Lorsqu’une personne tente d’exprimer ses pensées par écrit, elle utilise une série de fonctions cognitives telles que la mémoire de travail pour accéder aux mots et aux idées qu’elle souhaite transmettre, la conscience phonologique de principles tels que la syntaxe, and so on. Et c’est dans leur langue maternelle. Une nouvelle étude de l’Université du Kansas est parmi les premières du style à examiner les fonctions cognitives et leur rôle dans l’apprentissage de l’anglais aux apprenants d’anglais dans leur deuxième langue. écart de réussite dans les capacités d’écriture de la inhabitants hispanique croissante apprenant l’anglais.

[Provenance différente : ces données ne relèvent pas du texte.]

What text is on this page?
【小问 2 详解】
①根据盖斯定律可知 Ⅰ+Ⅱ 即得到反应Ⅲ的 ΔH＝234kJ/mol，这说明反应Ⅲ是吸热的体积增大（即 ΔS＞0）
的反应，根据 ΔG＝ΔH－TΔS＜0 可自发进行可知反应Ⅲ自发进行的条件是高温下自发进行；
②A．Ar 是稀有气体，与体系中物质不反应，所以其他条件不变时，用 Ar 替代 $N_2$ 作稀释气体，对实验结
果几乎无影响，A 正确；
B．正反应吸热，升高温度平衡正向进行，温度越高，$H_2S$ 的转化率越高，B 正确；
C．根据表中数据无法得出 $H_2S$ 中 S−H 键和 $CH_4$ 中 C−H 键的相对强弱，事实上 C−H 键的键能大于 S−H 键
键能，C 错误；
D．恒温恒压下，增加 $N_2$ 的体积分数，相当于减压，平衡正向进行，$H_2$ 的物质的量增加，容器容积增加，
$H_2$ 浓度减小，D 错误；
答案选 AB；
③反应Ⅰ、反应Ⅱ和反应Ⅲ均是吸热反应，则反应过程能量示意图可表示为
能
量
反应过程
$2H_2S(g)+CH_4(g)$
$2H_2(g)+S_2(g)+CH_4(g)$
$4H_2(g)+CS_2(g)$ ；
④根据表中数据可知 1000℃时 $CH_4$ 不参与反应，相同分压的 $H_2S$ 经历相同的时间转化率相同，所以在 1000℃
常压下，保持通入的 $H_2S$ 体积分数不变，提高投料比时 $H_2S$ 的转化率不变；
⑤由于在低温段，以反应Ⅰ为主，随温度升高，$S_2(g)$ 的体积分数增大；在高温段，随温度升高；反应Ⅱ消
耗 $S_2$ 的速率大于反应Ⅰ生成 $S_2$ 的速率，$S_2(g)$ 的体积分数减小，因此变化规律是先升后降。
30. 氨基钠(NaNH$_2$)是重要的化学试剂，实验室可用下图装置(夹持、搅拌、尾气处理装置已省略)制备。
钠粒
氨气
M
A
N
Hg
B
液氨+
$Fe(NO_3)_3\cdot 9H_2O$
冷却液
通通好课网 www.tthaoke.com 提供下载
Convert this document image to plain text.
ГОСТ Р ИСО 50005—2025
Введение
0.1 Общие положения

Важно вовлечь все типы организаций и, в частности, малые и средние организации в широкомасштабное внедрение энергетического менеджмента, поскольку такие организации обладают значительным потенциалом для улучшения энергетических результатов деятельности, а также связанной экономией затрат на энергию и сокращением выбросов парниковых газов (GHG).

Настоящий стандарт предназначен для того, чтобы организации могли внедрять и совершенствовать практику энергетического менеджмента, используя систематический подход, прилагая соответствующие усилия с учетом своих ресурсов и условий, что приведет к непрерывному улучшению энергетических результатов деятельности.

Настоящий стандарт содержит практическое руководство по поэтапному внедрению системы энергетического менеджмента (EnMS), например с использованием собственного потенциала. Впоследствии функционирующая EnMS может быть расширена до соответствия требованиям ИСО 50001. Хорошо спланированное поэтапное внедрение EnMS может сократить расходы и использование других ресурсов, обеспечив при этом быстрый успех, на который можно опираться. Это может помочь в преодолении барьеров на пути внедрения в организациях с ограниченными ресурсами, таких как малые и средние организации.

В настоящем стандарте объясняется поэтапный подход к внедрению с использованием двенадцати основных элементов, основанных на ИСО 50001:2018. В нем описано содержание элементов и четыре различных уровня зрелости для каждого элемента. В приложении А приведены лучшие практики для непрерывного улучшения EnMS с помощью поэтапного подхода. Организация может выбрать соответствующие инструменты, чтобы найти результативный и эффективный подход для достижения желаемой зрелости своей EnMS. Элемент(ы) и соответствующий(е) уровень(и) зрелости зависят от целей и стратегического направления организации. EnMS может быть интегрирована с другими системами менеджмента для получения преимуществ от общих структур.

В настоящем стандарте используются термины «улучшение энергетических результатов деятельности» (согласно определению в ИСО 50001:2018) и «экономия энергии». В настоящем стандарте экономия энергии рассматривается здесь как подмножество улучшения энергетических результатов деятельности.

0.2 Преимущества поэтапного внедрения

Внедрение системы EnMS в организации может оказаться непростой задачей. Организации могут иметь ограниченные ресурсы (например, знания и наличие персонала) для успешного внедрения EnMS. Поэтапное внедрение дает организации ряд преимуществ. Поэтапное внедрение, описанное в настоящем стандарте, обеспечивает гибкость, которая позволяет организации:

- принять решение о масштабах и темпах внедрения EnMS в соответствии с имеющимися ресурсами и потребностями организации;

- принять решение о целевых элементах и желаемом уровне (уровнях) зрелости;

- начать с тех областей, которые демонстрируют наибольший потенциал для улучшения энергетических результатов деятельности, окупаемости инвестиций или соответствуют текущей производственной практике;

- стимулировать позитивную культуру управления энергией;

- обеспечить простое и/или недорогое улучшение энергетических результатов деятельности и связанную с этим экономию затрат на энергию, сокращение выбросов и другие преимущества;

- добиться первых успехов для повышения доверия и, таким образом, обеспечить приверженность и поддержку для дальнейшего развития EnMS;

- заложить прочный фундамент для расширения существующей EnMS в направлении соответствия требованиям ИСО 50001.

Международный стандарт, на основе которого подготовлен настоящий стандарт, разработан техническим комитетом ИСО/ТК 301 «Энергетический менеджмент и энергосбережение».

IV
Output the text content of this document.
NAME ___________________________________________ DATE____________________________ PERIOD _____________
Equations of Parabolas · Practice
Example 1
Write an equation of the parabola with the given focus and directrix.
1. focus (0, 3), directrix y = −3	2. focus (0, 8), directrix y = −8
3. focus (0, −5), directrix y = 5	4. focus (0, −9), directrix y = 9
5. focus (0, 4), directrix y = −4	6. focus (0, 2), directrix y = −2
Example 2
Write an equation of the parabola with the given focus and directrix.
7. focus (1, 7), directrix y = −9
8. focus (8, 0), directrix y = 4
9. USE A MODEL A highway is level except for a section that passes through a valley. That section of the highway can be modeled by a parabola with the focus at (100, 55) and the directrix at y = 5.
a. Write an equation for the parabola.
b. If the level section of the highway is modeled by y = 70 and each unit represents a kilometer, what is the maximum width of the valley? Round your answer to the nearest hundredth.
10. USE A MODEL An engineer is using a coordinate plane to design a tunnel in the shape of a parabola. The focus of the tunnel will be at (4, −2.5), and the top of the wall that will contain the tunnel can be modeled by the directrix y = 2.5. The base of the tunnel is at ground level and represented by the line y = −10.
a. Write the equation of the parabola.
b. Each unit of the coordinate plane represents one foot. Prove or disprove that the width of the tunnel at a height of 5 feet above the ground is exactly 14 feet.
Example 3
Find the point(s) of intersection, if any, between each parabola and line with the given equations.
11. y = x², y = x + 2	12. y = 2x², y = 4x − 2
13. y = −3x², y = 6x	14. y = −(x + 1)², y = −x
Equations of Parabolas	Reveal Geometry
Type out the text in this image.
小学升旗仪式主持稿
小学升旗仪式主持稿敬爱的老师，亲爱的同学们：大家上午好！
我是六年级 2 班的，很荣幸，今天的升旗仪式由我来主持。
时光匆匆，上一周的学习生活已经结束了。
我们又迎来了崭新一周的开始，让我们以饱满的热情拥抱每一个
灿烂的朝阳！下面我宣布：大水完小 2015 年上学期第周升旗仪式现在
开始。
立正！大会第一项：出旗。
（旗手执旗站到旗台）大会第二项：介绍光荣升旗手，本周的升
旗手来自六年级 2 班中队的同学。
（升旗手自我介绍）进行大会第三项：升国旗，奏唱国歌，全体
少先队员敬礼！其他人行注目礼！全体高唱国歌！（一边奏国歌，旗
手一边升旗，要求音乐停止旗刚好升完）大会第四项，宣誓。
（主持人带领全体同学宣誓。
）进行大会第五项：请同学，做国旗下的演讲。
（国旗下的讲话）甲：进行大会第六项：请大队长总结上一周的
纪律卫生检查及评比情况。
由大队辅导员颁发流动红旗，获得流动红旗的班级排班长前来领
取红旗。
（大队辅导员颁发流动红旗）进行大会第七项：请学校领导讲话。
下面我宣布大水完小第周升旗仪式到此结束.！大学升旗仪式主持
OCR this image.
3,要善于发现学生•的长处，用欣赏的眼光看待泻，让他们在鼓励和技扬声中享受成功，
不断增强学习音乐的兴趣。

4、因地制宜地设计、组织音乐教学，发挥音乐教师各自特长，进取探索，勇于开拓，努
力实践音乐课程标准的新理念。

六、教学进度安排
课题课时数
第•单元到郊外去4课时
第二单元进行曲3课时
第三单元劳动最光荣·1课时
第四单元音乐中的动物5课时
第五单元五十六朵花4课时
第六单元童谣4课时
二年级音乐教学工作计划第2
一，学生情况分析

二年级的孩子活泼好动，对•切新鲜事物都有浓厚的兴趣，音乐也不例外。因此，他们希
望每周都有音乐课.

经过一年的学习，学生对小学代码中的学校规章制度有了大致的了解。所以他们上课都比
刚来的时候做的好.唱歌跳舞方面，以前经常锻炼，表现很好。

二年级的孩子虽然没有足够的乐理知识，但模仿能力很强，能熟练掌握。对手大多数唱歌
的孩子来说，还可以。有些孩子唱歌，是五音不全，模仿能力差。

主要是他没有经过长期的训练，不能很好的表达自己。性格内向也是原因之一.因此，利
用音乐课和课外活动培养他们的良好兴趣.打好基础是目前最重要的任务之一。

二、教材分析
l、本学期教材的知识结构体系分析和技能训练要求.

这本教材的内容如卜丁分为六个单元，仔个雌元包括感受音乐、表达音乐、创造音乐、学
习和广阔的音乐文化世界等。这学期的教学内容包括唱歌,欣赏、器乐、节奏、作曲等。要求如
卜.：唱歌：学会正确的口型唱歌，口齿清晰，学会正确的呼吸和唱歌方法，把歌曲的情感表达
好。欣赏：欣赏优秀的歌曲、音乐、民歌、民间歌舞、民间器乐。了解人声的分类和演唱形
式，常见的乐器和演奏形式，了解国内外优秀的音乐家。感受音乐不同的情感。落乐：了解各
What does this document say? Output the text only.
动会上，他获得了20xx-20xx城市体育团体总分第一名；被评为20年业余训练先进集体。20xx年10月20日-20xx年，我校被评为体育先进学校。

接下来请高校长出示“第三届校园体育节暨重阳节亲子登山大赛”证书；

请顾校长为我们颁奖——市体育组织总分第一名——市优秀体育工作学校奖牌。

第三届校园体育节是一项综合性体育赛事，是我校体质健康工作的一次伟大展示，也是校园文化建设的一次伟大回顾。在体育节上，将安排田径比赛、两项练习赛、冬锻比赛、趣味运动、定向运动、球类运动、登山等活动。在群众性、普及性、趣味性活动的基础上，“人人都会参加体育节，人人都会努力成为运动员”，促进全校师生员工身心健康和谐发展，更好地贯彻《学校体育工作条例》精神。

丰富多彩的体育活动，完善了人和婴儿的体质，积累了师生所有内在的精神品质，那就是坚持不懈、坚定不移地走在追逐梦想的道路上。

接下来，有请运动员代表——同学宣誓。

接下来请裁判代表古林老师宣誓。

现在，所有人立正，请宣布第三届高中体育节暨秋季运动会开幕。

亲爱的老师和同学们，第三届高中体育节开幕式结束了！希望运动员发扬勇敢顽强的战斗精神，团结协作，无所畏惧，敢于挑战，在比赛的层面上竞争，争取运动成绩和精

L’étude a réalisé une batterie de checks cognitifs bilingues auprès de près de 500 apprenants d’anglais d’âge élémentaire et a révélé que les relations entre les performances d’écriture en anglais et les compétences cognitives se renforçaient à mesure que les notes augmentaient. Cependant, les relations entre l’écriture en anglais et les déterminants cognitifs et de lecture en espagnol étaient mitigées, ce qui indique que la capacité de mémoire de travail était particulièrement importante dans la functionality de la inhabitants dans l’apprentissage de l’écriture dans sa langue seconde. Les résultats mettent non seulement en lumière la manière dont les élèves apprennent à écrire, mais ils pourraient également contribuer au développement d’interventions visant à aider les apprenants d’anglais à améliorer leurs capacités d’écriture.

Les chercheurs ont effectué des tests pour déterminer les aptitudes d’un groupe d’élèves apprenant l’anglais dans trois domaines cognitifs et de lecture liés à leur espagnol et à leur anglais natifs : la conscience phonologique, le développement du langage oral et la mémoire de travail. Ils ont également testé leurs capacités d’écriture en anglais au fur et à mesure de leur development de la première à la troisième année.
« Nous avons découvert que la mémoire de travail était le prédicteur le as well as crucial de la capacité d’écriture. Dans chaque examination, plusieurs éléments évaluaient les performances des étudiants dans les fonctions cognitives que nous étudiions et leur écriture en anglais », a déclaré Hui Wang de l’Université McKendree, une étude récente. Doctorant KU du Département de psychopédagogie et auteur principal de l’étude. « Il y a environ 5 thousands and thousands d’apprenants d’anglais aux États-Unis, et 3,8 millions d’entre eux sont hispaniques, mais très peu de recherches ont été menées sur la manière dont cette population apprend à écrire. »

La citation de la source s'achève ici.